Im 19. Jahrhundert erlebt die Brüdergemeine Neuwied ihre Blütezeit. Die Gemeinde hatte sich in der bürgerlichen Gesellschaft Neuwieds etabliert. Die handwerklichen Betriebe florierten, es war ein Kommen und Gehen von Gästen und Mitarbeitenden. Und die Schulen erfüllten die Viertel mit Leben. Davon zeugen bis heute die großen Gebäude entlang der Friedrichstrasse. Die Szenerie zeigt das wohl erste Fußballspiel in der Region in der Knabenanstalt Neuwied.

Überall, wo die Herrnhuter siedelten, richteten sie Bildungseinrichtungen ein. Schon der alten Brüder-Unität in Böhmen und Mähren war die Unterweisung von Kindern und Jugendlichen ein großes Anliegen. Ihr letzter Bischof Jan Amos Comenius ist auch als großer Pädagoge bekannt. Zinzendorf entwickelte diese kindgemäße Pädagogik weiter.
Nicht Beschränkung, sondern Freiheit zur Entfaltung sollten das Aufwachsen der jungen Menschen in den Familien und in den Anstalten prägen. Diese legten Wert auf eine gute Allgemeinbildung; der religiösen Bildung diente vor allem die Teilnahme am gottesdienstlichen Leben der Gemeinde.

Bereits im Jahre 1756 wurde im Brüderhaus eine Knabenanstalt errichtet und vier Jahre darauf eine Mädchenanstalt im Schwesternhaus. Die Knabenanstalt erlebte ihre Blüte im 19. Jahrhundert; die Schule hatte international einen hervorragenden Ruf. 1850 waren es 150 Schüler, viele aus höhergestellten Kreisen, vor allem aus England, aber auch aus Holland und der Schweiz. Die Engländer brachten auch das Fußballspiel mit nach Neuwied; 1887 wird von einem solchen offiziell berichtet. Gegen Ende des 19. Jahrhunderts blieben die ausländischen Schüler auf Grund der politischen Situation immer mehr aus. 1913 wurde die Knabenanstalt geschlossen, die Mädchenanstalt übernahm das Gebäude. Heute ist in der Zinzendorfschule die „Food-Akademie“ untergebracht.

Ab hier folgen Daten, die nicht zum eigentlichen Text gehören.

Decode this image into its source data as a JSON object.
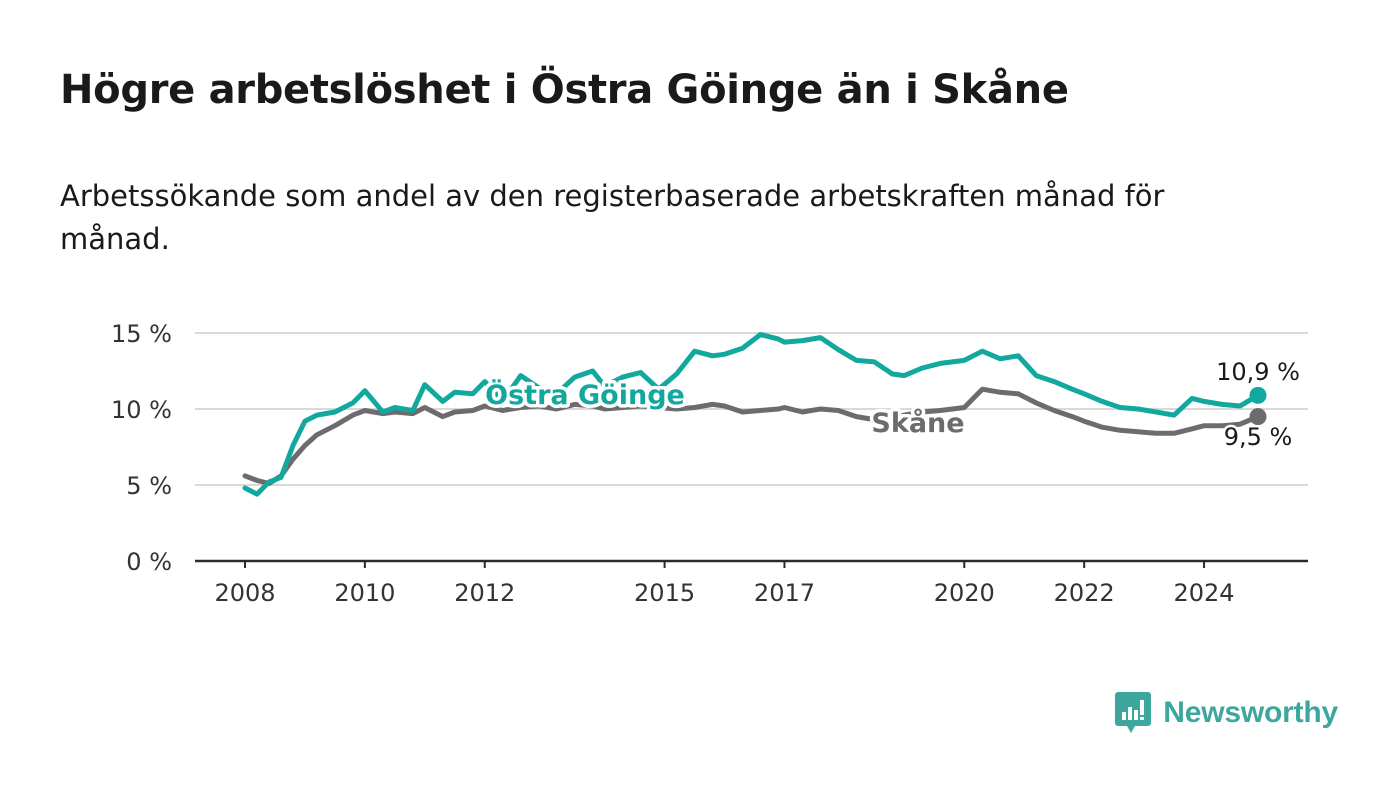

Die Mädchenanstalt durchlief eine ähnliche Entwicklung. Als Besonderheit erhielten die Mädchen 1874 eine eigene Turnhalle. Da sich die Mädchenanstalt früh auf inländische Schülerinnen umgestellt hatte, bestand sie länger, erlebte ab 1922 eine späte Blüte, bevor sie 1936 geschlossen werden musste.

Für kurze Zeit betrieb die Brüdergemeine in Neuwied eine Handelsschule und eine „Taubstummenanstalt“. Bis heute unterhält die Gemeinde eine Kindertagesstätte.
Auch diese kann als „Kleinkinderschule“ auf eine lange Geschichte seit den Anfängen der Gemeinde zurückblicken. Sie befindet sich im Innenhof hinter dem Kirchensaal und nutzt u.a. die ehemalige Mädchenturnhalle.